Nur als Franke und auf fränkischem Boden, meinte man damals
und hat man noch lange nachher gemeint, könne der neue König
die Krone empfangen. In feierlichem Zuge, von den Herzögen,
Grafen und Herren begleitet, begab sich dann Otto zum Münster.

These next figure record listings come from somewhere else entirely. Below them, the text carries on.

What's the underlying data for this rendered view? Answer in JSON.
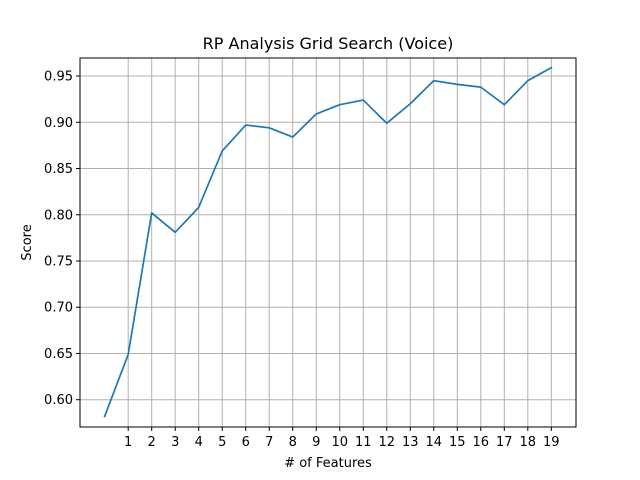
{
  "chart_data": {
    "type": "line",
    "title": "RP Analysis Grid Search (Voice)",
    "xlabel": "# of Features",
    "ylabel": "Score",
    "x_ticks": [
      1,
      2,
      3,
      4,
      5,
      6,
      7,
      8,
      9,
      10,
      11,
      12,
      13,
      14,
      15,
      16,
      17,
      18,
      19
    ],
    "y_ticks": [
      "0.60",
      "0.65",
      "0.70",
      "0.75",
      "0.80",
      "0.85",
      "0.90",
      "0.95"
    ],
    "xlim": [
      -1.05,
      20.05
    ],
    "ylim": [
      0.5705,
      0.9695
    ],
    "grid": true,
    "series": [
      {
        "color": "#1f77b4",
        "x": [
          0,
          1,
          2,
          3,
          4,
          5,
          6,
          7,
          8,
          9,
          10,
          11,
          12,
          13,
          14,
          15,
          16,
          17,
          18,
          19
        ],
        "y": [
          0.582,
          0.649,
          0.802,
          0.781,
          0.808,
          0.869,
          0.897,
          0.894,
          0.884,
          0.909,
          0.919,
          0.924,
          0.899,
          0.92,
          0.945,
          0.941,
          0.938,
          0.919,
          0.945,
          0.959
        ]
      }
    ]
  }
}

Wer nach Aachen kommt, wird dieselbe Kirche noch heute dort
sehen. In der Gestalt eines Achtecks steigt sie zu mächtiger Höhe
empor, und oben umkreist sie ein zwiefacher Umgang von Arkaden,
welche mit Säulen geziert sind; in der Mitte aber auf dem Boden
ist die Stelle bezeichnet, wo Kaiser Karl sein Grab gefunden. Die
Gänge oben erfüllte damals dicht gedrängt das Volk, das von weit
und breit zum großen Feste herbeigeströmt war. In dem untern
Raume aber erwartete der Erzbischof Hildebert von Mainz mit
allen Erzbischöfen, Bischöfen und Priestern, die sich eingestellt hatten,
den jungen König. Als dieser an der Pforte erschien, schritt er
ihm entgegen, den Krummstab in der Rechten, und führte ihn mit
der Linken bis in die Mitte des Münsters, wo Kaiser Karls Grab-
stein liegt und Otto von allen Seiten erblickt werden konnte. Hier
wandte er sich um und rief laut zu dem Volke: „Sehet, ich führe
euch Otto zu, den Gott zu eurem König erwählt, König Heinrich
bestimmt und alle Fürsten erhoben haben! Gefällt euch solche Wahl,
so hebet eure Rechte zum Himmel!" Alle erhoben die Hände, und
donnernd hallte es in der Runde: „Heil und Segen dem neuen
Herrscher!"
Daraus schritt der Erzbischof mit Otto bis zum Altare vor,
wo Schwert und Wehrgehenk, Mantel und Spangen, Scepter,
Stab und Diadem, die Zeichen der königlichen Würde, bereit lagen.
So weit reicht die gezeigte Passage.